The four-caucus amendment that was contemplated to SB 862 contained a list of significant changes to the gambling law, including those now trumpeted by Orie.
Among them were:
Adopt Orie’s proposed language on employment
standards for board employees, including requirements for a background check
and drug testing.
Require that prior to issuing a casino license,
the Gaming Board hold at least one public hearing within the municipality
where the facility is to be located.
Establish a code of conduct for the Board, and
set specific recusal standards for Board members.
Reduce the prohibition on public officials
holding ownership in a gambling license from one percent to zero.
Clarify the authority of the state Attorney General regarding gambling crimes and provide the AG’s office with funding to carry out those duties.
Clarify tax-related issues raised by Republican
Senator Jane Earll (Erie) concerning the percentage of tax that race tracks
must pay to host municipalities.
Require the Board to obtain annual spending authority from the Legislature.
The only controversial provision pertained to zoning matters in Philadelphia only, and was agreed to by the entire Philadelphia delegation.

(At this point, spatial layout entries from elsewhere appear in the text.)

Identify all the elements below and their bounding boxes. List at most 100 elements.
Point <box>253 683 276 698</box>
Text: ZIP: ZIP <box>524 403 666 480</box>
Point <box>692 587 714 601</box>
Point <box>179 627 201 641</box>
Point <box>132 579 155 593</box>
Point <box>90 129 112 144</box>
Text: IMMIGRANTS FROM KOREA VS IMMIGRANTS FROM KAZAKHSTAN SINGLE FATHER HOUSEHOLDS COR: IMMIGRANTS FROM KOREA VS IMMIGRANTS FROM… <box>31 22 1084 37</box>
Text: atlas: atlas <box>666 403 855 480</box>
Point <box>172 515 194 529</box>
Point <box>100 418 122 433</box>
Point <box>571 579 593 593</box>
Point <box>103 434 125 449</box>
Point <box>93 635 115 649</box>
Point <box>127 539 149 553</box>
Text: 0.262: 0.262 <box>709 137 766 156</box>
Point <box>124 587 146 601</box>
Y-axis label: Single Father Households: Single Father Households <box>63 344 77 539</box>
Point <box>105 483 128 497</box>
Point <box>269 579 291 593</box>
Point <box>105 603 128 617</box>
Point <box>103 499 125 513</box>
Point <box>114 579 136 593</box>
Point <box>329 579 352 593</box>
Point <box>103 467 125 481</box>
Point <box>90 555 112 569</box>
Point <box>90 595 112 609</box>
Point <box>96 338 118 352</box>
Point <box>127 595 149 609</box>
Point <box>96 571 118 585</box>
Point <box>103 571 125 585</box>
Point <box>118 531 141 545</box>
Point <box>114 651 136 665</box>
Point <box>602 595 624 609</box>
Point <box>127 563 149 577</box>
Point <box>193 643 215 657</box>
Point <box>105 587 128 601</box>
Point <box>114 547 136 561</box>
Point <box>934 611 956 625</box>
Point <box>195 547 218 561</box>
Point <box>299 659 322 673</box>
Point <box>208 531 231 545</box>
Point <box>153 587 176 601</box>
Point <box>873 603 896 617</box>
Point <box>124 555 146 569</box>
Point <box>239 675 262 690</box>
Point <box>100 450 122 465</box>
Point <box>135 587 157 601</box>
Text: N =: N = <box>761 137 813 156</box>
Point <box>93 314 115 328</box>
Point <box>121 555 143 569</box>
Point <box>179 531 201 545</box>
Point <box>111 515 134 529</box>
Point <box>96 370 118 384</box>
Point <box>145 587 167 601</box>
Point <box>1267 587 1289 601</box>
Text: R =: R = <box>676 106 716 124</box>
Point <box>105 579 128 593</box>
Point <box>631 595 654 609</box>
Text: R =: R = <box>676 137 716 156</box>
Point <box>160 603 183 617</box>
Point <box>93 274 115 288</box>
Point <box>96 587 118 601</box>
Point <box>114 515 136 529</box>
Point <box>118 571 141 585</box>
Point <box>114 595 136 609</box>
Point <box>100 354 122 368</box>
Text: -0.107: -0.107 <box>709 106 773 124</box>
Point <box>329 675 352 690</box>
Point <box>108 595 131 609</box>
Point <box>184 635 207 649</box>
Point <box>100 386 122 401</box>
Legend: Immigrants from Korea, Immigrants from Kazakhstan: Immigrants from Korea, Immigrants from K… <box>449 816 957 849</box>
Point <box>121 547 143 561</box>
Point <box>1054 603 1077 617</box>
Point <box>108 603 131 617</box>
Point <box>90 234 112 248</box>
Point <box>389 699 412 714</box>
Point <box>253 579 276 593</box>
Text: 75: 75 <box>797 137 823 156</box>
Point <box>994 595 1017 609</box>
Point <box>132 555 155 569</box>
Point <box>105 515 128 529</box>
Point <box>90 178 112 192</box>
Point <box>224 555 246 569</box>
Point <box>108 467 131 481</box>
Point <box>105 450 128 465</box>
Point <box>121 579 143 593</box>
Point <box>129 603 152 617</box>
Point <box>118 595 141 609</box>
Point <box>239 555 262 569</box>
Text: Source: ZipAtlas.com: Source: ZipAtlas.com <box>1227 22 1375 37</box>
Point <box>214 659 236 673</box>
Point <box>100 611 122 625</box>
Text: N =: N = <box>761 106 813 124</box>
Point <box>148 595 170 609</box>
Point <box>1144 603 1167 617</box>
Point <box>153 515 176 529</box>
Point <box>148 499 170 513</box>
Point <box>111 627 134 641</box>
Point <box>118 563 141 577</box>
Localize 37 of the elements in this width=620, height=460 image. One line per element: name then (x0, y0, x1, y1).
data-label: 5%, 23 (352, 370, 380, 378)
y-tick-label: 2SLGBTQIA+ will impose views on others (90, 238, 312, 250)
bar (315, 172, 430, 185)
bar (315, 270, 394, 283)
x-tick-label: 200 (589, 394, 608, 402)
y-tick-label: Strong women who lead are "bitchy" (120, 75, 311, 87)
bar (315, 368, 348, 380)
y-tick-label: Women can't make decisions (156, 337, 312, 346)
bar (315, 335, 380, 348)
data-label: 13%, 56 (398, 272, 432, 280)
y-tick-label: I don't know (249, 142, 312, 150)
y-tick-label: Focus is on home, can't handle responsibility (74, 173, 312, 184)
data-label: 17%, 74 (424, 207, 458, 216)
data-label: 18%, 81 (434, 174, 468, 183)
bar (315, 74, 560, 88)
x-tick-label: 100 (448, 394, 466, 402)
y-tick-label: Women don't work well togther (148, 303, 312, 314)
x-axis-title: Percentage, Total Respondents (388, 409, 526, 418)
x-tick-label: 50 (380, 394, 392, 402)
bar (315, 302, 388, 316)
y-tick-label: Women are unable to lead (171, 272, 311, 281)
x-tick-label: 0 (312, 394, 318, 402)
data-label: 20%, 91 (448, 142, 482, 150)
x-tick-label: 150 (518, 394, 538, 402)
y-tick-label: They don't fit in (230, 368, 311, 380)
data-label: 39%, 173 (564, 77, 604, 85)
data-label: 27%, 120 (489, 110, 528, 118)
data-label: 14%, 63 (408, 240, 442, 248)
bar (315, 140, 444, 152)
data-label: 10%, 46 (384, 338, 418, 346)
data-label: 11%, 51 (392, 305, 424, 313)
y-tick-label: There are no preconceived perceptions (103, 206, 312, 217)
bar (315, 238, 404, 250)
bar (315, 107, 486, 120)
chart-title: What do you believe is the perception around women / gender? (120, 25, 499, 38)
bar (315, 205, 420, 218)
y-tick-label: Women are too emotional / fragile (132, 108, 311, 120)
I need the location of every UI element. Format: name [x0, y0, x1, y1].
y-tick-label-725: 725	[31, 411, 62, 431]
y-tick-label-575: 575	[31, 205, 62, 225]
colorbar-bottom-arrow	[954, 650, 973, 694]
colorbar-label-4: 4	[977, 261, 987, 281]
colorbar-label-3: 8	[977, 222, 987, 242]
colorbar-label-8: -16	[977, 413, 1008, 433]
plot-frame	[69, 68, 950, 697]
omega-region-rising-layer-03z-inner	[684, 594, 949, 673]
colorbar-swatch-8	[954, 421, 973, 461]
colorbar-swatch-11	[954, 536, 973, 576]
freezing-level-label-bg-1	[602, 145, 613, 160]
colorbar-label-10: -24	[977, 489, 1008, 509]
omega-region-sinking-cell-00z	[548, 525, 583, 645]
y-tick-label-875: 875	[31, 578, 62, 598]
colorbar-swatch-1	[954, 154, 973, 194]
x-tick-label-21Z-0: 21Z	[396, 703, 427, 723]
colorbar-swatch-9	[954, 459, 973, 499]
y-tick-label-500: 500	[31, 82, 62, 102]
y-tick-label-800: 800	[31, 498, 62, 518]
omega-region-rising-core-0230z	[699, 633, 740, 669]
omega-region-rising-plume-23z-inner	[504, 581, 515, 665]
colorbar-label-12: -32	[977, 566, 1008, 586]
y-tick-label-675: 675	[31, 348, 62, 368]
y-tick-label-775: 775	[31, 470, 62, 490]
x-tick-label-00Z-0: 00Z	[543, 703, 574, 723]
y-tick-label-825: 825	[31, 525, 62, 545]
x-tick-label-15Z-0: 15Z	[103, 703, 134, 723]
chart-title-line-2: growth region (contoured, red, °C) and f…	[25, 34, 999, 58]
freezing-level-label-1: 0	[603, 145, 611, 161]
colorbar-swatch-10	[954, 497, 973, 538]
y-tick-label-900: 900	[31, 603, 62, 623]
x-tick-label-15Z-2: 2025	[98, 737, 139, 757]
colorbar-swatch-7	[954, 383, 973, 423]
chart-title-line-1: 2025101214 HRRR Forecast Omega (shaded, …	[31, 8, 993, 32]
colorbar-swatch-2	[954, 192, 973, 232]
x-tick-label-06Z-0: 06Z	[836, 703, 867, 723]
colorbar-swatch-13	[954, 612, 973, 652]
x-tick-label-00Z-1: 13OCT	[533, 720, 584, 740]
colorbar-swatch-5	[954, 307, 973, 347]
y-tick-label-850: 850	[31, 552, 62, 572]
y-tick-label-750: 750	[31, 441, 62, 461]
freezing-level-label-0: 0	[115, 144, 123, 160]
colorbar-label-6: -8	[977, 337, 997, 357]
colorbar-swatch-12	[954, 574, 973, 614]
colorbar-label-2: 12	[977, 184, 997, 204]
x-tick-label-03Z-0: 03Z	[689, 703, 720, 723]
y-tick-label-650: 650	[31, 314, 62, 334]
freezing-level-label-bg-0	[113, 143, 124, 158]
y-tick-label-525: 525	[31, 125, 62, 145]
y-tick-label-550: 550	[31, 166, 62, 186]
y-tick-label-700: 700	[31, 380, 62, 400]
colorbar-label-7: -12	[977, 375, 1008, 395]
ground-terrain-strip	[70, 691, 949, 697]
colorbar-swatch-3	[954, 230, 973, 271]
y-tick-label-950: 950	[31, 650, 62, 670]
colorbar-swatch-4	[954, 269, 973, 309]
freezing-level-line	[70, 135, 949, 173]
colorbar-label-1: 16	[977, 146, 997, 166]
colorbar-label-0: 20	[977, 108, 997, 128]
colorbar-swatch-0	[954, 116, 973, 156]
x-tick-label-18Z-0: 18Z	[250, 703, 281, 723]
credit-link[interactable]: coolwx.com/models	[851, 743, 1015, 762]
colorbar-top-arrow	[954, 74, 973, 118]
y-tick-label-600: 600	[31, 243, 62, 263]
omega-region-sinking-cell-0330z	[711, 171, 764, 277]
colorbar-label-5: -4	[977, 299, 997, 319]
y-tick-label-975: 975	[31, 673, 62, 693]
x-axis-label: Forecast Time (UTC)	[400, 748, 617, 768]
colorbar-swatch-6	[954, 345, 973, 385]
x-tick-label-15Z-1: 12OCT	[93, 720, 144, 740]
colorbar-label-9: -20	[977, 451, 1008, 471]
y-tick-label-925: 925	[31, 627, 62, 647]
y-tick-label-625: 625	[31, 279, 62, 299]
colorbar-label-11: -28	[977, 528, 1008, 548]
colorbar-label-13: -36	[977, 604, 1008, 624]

"Senate Bill 862, as it was to be amended, made necessary mid-course corrections to the difficult and arduous process of creating a new gambling industry in Pennsylvania. It represented the combined effort and input of people in all four Legislative caucuses, and it was in the best interests of the people of the state to bring it up for a vote before we left town several weeks ago," Fumo said.
In published news stories, Orie has been critical of the gambling law because it does not bar those associated with a gambling licensee from making campaign contributions. The law does prevent gaming license holders from making such contributions, a measure that was included at the insistence of Fumo, one of the main authors of the law. While the prohibition against political giving by license applicants or license holders has been upheld by the Supreme Court in other states, it would be unconstitutional, under the principle of free speech, to restrict the contributions of others who have an association with them.
While criticizing others, however, Orie herself has no qualms about accepting political contributions from those with gambling connections. She accepted a campaign contribution from a lobbyist for the Isle of Capri on February 13 of this year, just 29 days after publicly endorsing the Isle of Capri proposal for the Pittsburgh casino license over the plan of two other applicants.
"There are several changes that we should make to the gambling law," said Fumo. "We should have made them before we went on break for the summer. While I am pleased to see that some members of the Senate Republican caucus are now serious about addressing the gambling law, we are already scheduled to return to session on September 19th, so calling for a special session to begin in early September is little more than an attempt to grab headlines at taxpayer expense."